でも売れなかった理由は単純で、LPが弱かったのと導線がなかったこと。
改善したこと:
- LPのファーストビューを「何ができるか」から「何が解決されるか」に書き換えた
- Qiita/Zennに技術記事を書いて、記事末尾にLPへのリンクを置いた
- ブログ(masatoman.net)でSEO記事を書いて、検索からの流入を作った
これで初めて購入が発生した。技術を磨く必要はなかった。必要だったのは「売る仕組み」を作ることだった。
コスト vs 時間のトレードオフ
個人開発SaaSを立ち上げるとき、2つの選択肢がある。
全部自分で作る場合
- 認証(NextAuth / Supabase Auth): 2-3日
- Stripe決済連携: 2-3日
- LP作成: 2-3日
- 多言語対応: 2-3日
- デプロイ・ドメイン設定: 1日
- 合計: 3-4週間
技術力があるなら全然できる。

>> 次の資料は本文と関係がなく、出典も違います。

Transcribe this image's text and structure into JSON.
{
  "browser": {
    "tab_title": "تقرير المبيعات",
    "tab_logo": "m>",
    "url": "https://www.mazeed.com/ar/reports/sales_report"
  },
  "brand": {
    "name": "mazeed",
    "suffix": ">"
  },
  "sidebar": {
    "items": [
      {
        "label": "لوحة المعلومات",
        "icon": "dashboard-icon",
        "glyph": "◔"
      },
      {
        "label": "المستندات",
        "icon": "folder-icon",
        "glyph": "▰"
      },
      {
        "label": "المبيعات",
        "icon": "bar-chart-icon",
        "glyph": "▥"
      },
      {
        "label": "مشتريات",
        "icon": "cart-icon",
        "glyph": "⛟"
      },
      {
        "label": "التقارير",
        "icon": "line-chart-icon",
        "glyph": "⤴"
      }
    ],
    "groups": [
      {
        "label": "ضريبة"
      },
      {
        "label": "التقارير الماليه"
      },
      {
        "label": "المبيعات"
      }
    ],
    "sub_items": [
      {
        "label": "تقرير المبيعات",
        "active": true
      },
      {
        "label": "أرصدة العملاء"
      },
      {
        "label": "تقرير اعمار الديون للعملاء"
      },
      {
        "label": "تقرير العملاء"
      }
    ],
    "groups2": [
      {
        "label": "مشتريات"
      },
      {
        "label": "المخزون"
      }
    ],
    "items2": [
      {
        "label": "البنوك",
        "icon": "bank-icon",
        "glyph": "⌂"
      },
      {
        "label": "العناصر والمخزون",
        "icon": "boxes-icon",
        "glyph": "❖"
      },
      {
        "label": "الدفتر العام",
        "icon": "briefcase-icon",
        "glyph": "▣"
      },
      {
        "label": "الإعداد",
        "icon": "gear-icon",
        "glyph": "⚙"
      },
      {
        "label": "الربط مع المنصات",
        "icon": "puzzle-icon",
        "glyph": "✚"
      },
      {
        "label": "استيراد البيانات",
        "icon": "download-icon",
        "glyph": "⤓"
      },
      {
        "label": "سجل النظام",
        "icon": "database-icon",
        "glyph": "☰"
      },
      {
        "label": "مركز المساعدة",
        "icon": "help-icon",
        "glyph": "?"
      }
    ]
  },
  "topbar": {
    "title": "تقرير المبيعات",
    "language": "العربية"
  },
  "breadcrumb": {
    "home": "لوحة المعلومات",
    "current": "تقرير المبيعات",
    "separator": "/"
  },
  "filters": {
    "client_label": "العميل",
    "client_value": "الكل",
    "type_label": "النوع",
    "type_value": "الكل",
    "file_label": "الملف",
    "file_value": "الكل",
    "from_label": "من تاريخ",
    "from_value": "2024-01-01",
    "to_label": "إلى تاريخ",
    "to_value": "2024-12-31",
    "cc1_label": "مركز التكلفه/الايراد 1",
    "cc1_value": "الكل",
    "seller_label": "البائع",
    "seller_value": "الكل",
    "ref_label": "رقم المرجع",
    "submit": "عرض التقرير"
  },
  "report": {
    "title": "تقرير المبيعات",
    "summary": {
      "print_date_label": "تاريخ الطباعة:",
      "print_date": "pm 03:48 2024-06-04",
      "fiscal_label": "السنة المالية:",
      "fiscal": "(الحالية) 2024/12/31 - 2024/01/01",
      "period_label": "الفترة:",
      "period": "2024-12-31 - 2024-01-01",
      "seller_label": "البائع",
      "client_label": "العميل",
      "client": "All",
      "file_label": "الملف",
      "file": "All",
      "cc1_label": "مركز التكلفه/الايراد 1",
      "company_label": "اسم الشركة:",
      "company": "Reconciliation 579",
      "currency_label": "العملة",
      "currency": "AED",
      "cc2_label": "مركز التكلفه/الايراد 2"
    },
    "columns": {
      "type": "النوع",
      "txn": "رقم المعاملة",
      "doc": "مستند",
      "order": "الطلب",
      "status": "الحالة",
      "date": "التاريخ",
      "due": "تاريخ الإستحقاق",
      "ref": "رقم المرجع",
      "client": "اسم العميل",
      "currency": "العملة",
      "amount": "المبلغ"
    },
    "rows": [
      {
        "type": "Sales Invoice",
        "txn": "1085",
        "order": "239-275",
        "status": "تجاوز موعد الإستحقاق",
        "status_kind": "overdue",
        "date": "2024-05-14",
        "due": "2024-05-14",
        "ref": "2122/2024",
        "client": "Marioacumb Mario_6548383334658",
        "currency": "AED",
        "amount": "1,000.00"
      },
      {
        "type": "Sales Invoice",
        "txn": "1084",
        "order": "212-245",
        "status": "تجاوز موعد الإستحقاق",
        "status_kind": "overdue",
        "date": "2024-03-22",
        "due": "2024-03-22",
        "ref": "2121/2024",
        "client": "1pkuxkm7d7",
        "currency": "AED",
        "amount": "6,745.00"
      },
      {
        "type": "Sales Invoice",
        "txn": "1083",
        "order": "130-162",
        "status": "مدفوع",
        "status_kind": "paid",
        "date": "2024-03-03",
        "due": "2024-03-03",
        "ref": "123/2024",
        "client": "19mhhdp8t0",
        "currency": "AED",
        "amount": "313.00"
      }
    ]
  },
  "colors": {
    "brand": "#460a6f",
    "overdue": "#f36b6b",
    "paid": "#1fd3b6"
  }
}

ただし、3-4週間は「売上¥0」のまま。
テンプレートから始める場合
- テンプレートをclone: 30分
- 環境変数設定: 1時間
- コンテンツ・デザイン変更: 2-3日
- デプロイ: 1時間
- 合計: 1週間以下
差分の2-3週間で、集客やコンテンツ作成に時間を使える。
判断基準
- 「認証・決済の実装を学びたい」 → 自分で作る(学習目的なら正しい)
- 「早く売上を作りたい」 → テンプレートから始める(ビジネス目的なら合理的)
どっちが正解ということはない。自分の目的に合った方を選べばいい。
ただ一つだけ言えるのは、「作る時間」と「売る時間」は別物だということ。技術的なことに3-4週間使った後に、さらに集客で数週間かかる。テンプレートで短縮できる部分は短縮して、「売る仕組み」に時間を使う方が、売上が立つのは早い。
まとめ — 今日からやること
「作れるけど売れない」を終わらせるのに、新しい技術を学ぶ必要はない。
必要なのは:
- 機能を3つに絞る(認証・決済・コア機能)
- LPを先に作る(ファーストビュー + 価格 + CTA)
- 決済を最初から組み込む(Stripeテストモード → 本番)
- 導線を作る(技術記事 → ブログ → LP)
この4つを4週間でやる。それだけで「売上が発生する状態」は作れる。